Zero Trust, as the name implies, means you have to assume you can’t trust anyone using your network. In the days before the cloud, you could set up a firewall and with some reasonable degree of certainty assume people inside had permission to be there. The cloud changed that, and Zero Trust was born to help provide a more modern security posture that took that into account.

The company wants to make it easier for developers to build identity into applications without a lot of heavy lifting. It sees identity as more than a way to access applications, but as an integral part of the security layer, especially in the context of the BeyondCorp approach. If you know who the person is, and can understand the context of how they are interacting with you, that can give strong clues as to whether the person is who they actually say they are.

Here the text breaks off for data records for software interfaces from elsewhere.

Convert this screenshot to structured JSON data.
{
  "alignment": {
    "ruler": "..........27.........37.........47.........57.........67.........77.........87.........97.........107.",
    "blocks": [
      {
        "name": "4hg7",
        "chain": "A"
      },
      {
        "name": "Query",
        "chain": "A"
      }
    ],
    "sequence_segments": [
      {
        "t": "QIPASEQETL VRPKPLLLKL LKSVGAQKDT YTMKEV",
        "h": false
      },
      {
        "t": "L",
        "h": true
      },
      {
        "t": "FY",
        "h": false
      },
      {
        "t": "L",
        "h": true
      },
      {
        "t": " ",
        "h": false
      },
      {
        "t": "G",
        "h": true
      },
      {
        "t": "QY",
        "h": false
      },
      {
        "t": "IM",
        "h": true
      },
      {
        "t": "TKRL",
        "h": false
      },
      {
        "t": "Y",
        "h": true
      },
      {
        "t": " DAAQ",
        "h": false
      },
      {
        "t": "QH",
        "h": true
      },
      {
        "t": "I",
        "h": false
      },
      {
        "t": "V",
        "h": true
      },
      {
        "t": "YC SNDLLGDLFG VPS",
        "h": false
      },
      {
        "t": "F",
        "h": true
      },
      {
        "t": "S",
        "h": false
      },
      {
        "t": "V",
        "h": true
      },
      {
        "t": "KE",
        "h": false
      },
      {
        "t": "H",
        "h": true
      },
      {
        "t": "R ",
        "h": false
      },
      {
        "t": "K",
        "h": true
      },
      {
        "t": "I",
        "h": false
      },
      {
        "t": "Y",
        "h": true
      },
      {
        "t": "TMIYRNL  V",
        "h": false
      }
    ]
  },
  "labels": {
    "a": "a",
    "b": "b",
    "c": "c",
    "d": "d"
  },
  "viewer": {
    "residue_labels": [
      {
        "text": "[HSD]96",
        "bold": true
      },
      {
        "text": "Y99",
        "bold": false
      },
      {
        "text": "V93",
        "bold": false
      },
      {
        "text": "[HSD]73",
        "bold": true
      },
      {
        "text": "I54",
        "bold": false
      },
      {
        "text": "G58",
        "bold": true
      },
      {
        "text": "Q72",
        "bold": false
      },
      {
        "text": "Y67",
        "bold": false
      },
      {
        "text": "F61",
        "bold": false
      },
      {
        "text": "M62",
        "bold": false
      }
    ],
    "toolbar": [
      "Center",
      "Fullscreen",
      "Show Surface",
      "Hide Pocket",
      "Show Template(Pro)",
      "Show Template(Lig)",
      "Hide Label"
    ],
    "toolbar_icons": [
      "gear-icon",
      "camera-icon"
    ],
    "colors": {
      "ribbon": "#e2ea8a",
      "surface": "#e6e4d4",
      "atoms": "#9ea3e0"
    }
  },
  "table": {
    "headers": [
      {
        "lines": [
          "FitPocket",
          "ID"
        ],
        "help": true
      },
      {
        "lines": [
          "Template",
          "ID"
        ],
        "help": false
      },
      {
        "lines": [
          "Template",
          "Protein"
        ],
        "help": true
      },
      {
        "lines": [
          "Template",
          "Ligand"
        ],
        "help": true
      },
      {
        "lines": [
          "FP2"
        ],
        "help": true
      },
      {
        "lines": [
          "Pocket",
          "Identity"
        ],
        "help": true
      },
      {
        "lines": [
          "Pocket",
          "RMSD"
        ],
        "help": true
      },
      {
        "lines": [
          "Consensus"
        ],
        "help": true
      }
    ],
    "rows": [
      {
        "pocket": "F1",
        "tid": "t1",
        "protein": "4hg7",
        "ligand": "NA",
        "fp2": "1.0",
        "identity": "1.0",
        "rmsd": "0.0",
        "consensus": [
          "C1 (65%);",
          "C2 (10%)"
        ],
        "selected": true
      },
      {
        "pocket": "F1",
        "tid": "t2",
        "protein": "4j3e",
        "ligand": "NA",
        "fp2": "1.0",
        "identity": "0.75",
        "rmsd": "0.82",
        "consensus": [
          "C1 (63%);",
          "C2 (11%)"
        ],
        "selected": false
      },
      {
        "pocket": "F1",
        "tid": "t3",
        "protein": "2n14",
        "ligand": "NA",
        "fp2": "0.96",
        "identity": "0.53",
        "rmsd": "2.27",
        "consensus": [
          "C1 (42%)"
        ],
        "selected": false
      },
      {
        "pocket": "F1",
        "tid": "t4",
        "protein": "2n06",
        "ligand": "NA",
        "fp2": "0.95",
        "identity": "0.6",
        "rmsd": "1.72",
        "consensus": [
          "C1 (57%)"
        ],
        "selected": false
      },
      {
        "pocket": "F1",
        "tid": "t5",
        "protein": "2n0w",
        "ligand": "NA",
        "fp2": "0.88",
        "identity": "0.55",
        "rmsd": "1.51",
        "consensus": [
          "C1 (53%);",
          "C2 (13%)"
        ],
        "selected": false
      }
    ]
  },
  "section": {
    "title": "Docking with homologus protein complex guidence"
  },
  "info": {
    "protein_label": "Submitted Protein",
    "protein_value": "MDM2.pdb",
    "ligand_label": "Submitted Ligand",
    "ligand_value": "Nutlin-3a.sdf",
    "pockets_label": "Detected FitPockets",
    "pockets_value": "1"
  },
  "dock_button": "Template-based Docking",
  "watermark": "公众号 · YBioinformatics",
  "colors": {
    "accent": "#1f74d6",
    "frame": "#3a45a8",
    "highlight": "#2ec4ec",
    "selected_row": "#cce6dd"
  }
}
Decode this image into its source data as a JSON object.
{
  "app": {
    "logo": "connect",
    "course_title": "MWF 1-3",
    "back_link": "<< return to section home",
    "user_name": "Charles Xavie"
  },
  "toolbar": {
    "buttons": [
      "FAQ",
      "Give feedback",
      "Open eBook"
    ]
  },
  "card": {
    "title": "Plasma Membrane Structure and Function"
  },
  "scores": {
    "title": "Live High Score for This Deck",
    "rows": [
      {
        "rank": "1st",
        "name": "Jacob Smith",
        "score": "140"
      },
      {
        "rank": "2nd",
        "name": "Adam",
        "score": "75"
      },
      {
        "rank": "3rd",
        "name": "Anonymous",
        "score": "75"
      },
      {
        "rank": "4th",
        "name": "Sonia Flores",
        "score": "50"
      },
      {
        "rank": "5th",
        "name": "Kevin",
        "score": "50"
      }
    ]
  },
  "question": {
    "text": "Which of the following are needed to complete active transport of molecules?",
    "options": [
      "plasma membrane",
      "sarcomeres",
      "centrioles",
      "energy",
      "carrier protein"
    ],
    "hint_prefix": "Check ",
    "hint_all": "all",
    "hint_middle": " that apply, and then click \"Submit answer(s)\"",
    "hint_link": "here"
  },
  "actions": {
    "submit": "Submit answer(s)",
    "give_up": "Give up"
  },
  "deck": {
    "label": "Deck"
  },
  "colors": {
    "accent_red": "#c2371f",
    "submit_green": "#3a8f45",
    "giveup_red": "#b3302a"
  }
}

This is about more than protecting your applications, it’s about making sure that your entire system from your virtual machine to your APIs are all similarly protected. “Over the past few months, we added context-aware access capabilities in Beta to C?loud Identity-Aware Proxy ?(IAP) and V?PC Service Controls ?to help protect web apps, VMs and Google Cloud Platform (GCP) APIs. Today, we are making these capabilities generally available in Cloud IAP, as well as extending them in Beta to C?loud Identity? to help you protect access to G Suite apps,” the company wrote in an introductory blog post.

Diagram: Google

This context-aware access layer protects all of these areas across the cloud. “Context-aware access allows you to define and enforce granular access to apps and infrastructure based on a user’s identity and the context of their request. This can help increase your organization’s security posture while giving users an easy way to more securely access apps or infrastructure resources, from virtually any device, anywhere,” the company wrote.

The G Suite protection is in beta, but the rest is generally available starting today.